Судя по всему, от мужества толку не будет. Хотя в Научно-исследовательском отделе со дня на день ожидают решающих успехов, там до сих пор не научились производить ни одного достоинства. Это наше слабое место. Чтобы порок принес обильные, заметные плоды, требуется хоть какое-то достоинство. Кем бы был Атила[1] без своей храбрости или Шейлок[2] без своего воздержания? Но поскольку у нас нет подобных качеств, мы вынуждены брать их у Противника – а значит, оставляем за Ним какой-то плацдарм в тех субъектах, которые по всему должны быть нашими. Положение, конечно, неприемлемое, но я убежден, что в будущем мы его исправим.
С ненавистью всё проще. В грохоте разрывов, когда перед глазами смерть, и силы на исходе, нервное напряжение порождает бурю чувств, и остается только направить их в нужное русло. Если совесть противится, добавь туману: пускай воображает, что ненавидит врага не за себя самого, а за беззащитных женщин и детей: дескать, христианин должен прощать лишь своих собственных врагов. Иными словами, пускай настолько отождествляет себя с женщинами и детьми, чтобы испытывать за них ненависть, но не настолько, чтобы иметь с ними общих врагов и прощать их[3].
Ненависть, однако, лучше всего сочетается с боязнью. Из всех пороков одна лишь боязливость не содержит ничего, кроме боли: пытка ожидать, пытка переносить, пытка вспоминать. А в ненависти есть некое утешение: поэтому иной раз она служит трусу возмещением за муки боязни. Чем больше он боится, тем сильнее будет ненавидеть. Кроме того, ненависть – это отличный наркоз от стыда. Поэтому, чтобы ударить по милосердию, надо прежде преодолеть мужество.
Но это деликатная задача. Мы научили людей гордиться большинством пороков, но не боязливостью. Стоит только нам приблизиться к цели, как Противник допускает войну, землетрясение или какое-то другое бедствие, и мужество тотчас же так взлетает в цене даже на человеческий взгляд, что наши труды идут насмарку, и порок трусости остается для них предметом неподдельного стыда. В том-то и беда: внушая им этот порок, мы создаем для них предпосылки трезво взглянуть на себя, трезво оценить, а вслед за тем и смиренно покаяться.

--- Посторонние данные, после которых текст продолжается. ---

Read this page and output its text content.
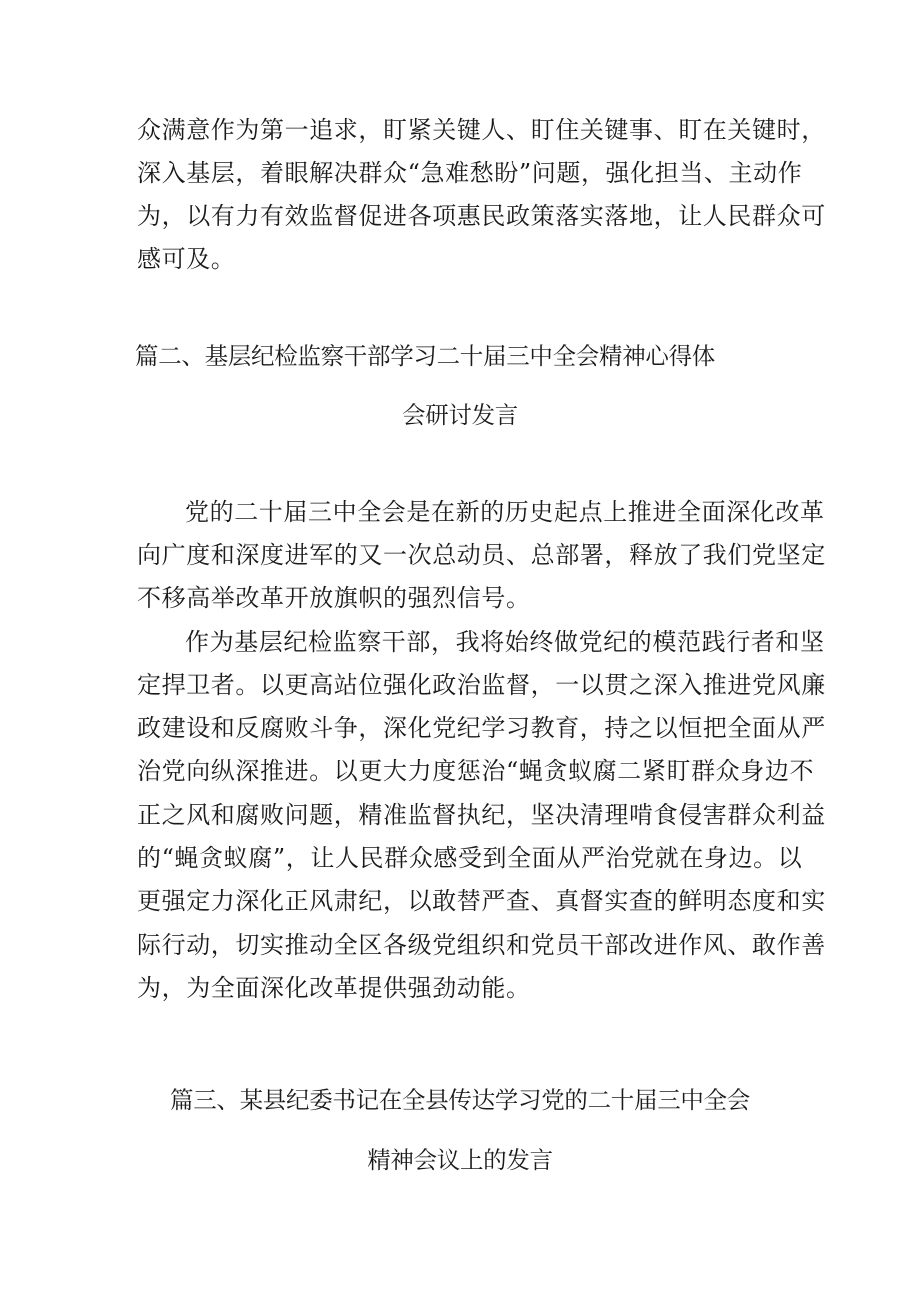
众满意作为第一追求，盯紧关键人、盯住关键事、盯在关键时，

深入基层，着眼解决群众“急难愁盼”问题，强化担当、主动作

为，以有力有效监督促进各项惠民政策落实落地，让人民群众可

感可及。

篇二、基层纪检监察干部学习二十届三中全会精神心得体

会研讨发言

党的二十届三中全会是在新的历史起点上推进全面深化改革

向广度和深度进军的又一次总动员、总部署，释放了我们党坚定

不移高举改革开放旗帜的强烈信号。

作为基层纪检监察干部，我将始终做党纪的模范践行者和坚

定捍卫者。以更高站位强化政治监督，一以贯之深入推进党风廉

政建设和反腐败斗争，深化党纪学习教育，持之以恒把全面从严

治党向纵深推进。以更大力度惩治“蝇贪蚁腐二紧盯群众身边不

正之风和腐败问题，精准监督执纪，坚决清理啃食侵害群众利益

的“蝇贪蚁腐”，让人民群众感受到全面从严治党就在身边。以

更强定力深化正风肃纪，以敢替严查、真督实查的鲜明态度和实

际行动，切实推动全区各级党组织和党员干部改进作风、敢作善

为，为全面深化改革提供强劲动能。

篇三、某县纪委书记在全县传达学习党的二十届三中全会

精神会议上的发言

И в самом деле, в ходе нынешней войны тысячи двуногих, увидев собственную трусость, первый раз в жизни увидели себя в свете нравственности. В мирное время мы многим закрываем на это глаза; но под угрозой смерти контраст между добром и злом становится столь ярким, что даже мы не можем скрыть его от них.
Мы стоим перед мучительной дилеммой. Поощряя справедливость и милосердие, мы бы прямо помогали Противнику; когда же мы идем против Него, это приводит к войне или революции (поскольку Он их допускает), и неизбежный выбор между трусостью и мужеством пробуждает людей от нравственной спячки.
В том, вероятно, и состоит одна из причин, почему Противник создал мир, полный опасностей, – мир, в котором добро и зло получают реальный смысл. Так же, как и нам с тобой, Ему ясно, что мужество – не просто одно из достоинств: мужеством проявляется и испытывается любое достоинство в условиях абсолютной реальности[4]. Верность, правда и милосердие, уступающие угрозам – это относительная верность, относительная правда и относительное милосердие. Понтий Пилат был милостив – пока это ему не угрожало[5].
Итак, сделав клиента трусом, мы рискуем потерять не меньше, чем получим: того и гляди, он слишком ясно узнает самого себя! Можно, впрочем, вместо того, чтобы усыплять в нем стыд, наоборот, раздувать его до отчаяния. Если бы это удалось, было бы превосходно. В таком случае он убедился бы, что впустую надеялся на прощение всех своих грехов, сам их до конца не сознавая: что порок боязливости[6], глубину и позор которого он теперь столь ясно увидел, не позволяет ему искать и ждать милости. – Но, судя по всему, к сожалению, ты дал ему зайти слишком далеко в учебе у Противника, и он уже знает, что грех отчаяния хуже любого греха, какой бы ни был ему причиной[7].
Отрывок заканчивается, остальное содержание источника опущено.